Hi,ty for replies,instructions on refractometers said to calibrate with distilled water.is 1034 much too high? Shall I do water change using just rodi water to bring it down?
Post the instruction sheet and I'll show you why this is a bad idea.
Most of the refracs that most of us have are saltwater refracs, not seawater refracs. The relationship between salinity and refractive index is different for saltwater and seawater. If you calibrate a saltwater refrac with RODI and then try to measure 35ppt seawater you'll get something around 36.5 and it looks like it is too high.
The manufacturer tells you in the instruction sheet to use RODI because that's the best the manufacturer can recommend. The manufacturer does not know what you intend to measure with their instrument, so they give you the closest thing they can to a calibration. But in ALL cases it is sub-optimal. No matter what you use a refractometer for, you should always try to calibrate it as closely to the thing you want to measure as possible. This is the nature of single point calibrations.
A calibration does two things, it sets the zero point and it also tells you the slope of the response. It would be much easier to think about a bathroom scale. We all know how to set the scale to zero with nothing on it, and that sets the zero point. But the slope determines how much the scale moves for each pound you add. Imagine we had a scale where the dial only moved one half a pound for every pound you put on it. The reading would always be exactly half the real weight even though you have zero set at the right place.
To really use a scale, you'd have to calibrate at two weights. You use one to set the zero, and a second weight to make sure that the divisions on the scale are right. The second weight sets the slope of the response. It makes sure that for every pound you add you actually move the scale by one pound.
Unfortunately with a refractometer we only get one point to calibrate. We can't adjust the scale. So there's never any guarantee that for every 1ppt the salinity increases that the reading on the refractometer actually increases by 1ppt. In many cases it doesn't and that can lead you to a false reading if the only point you know to be accurate is the 0 mark.
So with single point calibration the best we can do is to set the thing to read right at one point. We can only guarantee one point to be accurate.
Would you rather know that the 0 mark is accurate and 35ppt may be off? Or would you rather know that 35ppt was accurate and 0 might be a little off?

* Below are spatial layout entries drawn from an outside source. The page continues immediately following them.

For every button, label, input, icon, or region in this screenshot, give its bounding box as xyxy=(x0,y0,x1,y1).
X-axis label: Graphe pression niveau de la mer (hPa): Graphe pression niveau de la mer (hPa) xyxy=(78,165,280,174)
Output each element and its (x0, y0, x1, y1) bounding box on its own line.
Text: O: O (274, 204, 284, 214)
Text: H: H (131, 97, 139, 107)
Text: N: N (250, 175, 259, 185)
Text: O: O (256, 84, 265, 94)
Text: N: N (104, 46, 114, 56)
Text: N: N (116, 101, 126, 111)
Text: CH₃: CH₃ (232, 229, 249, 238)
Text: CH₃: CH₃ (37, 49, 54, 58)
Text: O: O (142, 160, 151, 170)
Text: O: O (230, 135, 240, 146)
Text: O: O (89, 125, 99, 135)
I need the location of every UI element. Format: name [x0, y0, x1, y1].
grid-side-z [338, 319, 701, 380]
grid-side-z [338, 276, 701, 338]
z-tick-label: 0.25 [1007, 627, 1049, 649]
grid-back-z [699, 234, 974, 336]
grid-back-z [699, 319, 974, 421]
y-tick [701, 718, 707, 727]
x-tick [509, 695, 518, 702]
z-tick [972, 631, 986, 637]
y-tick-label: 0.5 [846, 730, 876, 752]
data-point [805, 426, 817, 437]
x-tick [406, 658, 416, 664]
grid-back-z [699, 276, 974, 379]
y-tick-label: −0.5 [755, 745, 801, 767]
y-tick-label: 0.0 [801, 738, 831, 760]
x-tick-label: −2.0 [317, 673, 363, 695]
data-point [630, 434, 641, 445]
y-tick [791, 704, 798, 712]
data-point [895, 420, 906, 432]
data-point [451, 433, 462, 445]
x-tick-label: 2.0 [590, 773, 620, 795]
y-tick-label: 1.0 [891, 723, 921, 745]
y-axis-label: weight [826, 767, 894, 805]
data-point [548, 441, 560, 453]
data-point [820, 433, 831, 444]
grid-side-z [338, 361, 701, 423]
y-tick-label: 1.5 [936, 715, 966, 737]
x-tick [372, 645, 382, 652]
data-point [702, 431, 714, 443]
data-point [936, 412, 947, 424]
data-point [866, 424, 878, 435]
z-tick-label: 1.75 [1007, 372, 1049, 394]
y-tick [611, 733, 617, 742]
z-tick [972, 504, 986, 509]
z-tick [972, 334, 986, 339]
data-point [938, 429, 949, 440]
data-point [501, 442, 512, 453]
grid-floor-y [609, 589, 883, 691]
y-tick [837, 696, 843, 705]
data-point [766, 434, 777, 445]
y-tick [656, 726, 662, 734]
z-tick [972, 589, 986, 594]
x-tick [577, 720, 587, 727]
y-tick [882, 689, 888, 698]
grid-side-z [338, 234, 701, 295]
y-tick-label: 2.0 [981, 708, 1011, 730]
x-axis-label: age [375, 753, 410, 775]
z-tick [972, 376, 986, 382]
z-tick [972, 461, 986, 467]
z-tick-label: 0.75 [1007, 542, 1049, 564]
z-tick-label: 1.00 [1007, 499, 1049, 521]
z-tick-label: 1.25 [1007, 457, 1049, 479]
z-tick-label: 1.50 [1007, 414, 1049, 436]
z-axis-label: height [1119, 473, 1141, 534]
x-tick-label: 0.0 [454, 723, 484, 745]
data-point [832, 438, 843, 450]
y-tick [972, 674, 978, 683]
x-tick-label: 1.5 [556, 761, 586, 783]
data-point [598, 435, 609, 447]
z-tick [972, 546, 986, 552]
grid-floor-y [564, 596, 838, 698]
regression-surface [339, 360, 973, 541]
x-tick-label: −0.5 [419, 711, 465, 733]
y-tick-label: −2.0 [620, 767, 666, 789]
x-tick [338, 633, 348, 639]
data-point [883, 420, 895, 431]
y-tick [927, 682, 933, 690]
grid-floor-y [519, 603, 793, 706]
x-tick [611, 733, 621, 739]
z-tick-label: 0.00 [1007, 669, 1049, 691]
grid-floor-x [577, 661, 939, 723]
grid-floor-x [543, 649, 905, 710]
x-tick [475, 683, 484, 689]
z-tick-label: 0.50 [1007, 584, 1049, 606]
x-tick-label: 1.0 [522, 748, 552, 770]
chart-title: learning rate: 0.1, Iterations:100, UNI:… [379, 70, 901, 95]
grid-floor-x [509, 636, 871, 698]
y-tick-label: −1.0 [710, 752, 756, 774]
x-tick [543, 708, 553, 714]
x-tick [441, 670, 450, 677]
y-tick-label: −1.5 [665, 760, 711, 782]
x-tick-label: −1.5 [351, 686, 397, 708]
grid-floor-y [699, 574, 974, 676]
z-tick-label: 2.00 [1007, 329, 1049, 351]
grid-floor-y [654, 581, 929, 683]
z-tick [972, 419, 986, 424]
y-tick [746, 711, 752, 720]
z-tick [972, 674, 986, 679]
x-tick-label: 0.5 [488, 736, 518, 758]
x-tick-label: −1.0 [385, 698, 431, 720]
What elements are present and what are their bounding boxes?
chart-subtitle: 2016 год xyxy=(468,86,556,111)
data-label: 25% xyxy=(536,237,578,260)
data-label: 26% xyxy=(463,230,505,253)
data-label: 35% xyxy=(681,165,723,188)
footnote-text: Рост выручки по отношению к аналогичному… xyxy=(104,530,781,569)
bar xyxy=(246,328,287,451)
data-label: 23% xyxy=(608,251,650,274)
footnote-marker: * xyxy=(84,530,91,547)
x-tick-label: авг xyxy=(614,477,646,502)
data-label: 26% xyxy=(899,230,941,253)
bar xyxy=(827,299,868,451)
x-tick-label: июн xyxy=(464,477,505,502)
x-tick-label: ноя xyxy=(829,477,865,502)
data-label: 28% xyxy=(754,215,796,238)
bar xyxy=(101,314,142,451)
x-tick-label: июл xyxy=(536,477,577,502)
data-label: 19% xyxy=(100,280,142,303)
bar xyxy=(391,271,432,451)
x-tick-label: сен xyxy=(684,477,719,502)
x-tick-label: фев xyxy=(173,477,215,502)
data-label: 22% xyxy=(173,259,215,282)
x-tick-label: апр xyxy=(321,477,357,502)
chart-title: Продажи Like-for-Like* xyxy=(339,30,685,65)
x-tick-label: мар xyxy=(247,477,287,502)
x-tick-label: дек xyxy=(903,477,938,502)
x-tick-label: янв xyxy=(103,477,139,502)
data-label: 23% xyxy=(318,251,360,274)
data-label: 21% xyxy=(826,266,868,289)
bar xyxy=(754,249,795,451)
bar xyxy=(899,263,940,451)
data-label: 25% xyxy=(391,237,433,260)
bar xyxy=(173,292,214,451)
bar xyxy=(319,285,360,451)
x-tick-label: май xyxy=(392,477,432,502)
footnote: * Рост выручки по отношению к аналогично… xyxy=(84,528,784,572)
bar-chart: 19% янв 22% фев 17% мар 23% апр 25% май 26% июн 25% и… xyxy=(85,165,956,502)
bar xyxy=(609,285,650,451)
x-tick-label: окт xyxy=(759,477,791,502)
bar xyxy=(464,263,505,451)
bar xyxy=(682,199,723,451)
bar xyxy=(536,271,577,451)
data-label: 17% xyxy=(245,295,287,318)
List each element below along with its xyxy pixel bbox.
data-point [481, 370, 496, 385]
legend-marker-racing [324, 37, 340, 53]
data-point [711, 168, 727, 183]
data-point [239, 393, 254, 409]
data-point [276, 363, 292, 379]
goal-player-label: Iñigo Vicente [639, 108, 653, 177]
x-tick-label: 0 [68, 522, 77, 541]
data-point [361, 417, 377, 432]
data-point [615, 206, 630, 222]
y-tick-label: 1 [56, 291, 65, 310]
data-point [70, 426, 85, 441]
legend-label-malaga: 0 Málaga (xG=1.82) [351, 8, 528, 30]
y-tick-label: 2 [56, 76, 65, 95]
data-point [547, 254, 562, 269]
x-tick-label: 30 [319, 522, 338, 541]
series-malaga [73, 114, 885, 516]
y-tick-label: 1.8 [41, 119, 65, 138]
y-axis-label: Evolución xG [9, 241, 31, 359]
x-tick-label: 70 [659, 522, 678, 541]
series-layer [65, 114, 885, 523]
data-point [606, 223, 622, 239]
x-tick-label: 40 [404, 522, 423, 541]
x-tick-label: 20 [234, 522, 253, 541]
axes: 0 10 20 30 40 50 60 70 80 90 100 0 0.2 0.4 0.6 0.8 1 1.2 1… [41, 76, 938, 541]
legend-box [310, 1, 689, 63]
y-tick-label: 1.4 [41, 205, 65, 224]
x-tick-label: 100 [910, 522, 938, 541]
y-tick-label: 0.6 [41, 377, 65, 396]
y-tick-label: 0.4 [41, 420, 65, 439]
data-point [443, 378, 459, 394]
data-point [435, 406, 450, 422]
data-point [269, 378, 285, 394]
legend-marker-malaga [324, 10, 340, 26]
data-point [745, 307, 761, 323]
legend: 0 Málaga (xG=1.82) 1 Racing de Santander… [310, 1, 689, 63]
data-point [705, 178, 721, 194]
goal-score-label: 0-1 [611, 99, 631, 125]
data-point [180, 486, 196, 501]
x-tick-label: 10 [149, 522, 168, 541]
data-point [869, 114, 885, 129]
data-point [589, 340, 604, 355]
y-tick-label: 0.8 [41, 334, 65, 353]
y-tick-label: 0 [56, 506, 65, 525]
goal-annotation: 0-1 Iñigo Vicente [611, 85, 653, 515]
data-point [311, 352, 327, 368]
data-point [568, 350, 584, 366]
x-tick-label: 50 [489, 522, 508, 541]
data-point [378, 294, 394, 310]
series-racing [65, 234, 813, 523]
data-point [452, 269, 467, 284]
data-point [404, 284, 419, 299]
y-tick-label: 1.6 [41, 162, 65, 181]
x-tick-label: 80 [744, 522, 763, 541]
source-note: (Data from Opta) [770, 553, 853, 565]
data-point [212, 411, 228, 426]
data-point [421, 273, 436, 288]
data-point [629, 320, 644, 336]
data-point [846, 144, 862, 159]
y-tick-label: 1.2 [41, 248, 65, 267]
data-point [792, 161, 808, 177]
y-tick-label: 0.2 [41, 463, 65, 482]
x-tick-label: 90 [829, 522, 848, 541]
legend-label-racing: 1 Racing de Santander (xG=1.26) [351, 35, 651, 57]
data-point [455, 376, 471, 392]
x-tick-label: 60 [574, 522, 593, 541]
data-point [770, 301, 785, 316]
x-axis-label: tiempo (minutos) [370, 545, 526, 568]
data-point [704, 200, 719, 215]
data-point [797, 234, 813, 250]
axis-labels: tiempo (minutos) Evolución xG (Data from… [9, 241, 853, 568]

Now if the manufacturer knew you were going to measure seawater with this instrument, they would recommend you to calibrate it to something close to seawater. But lots of people buy refractometers for lots of different purposes from salt brine to beer. The manufacturer doesn't know which one of these uses you are going for, so they just say to zero it with water because that is as good as any other point they tell you to calibrate to if it isn't the point you're measuring to and because RO water is easy to come by while a calibrant may not be.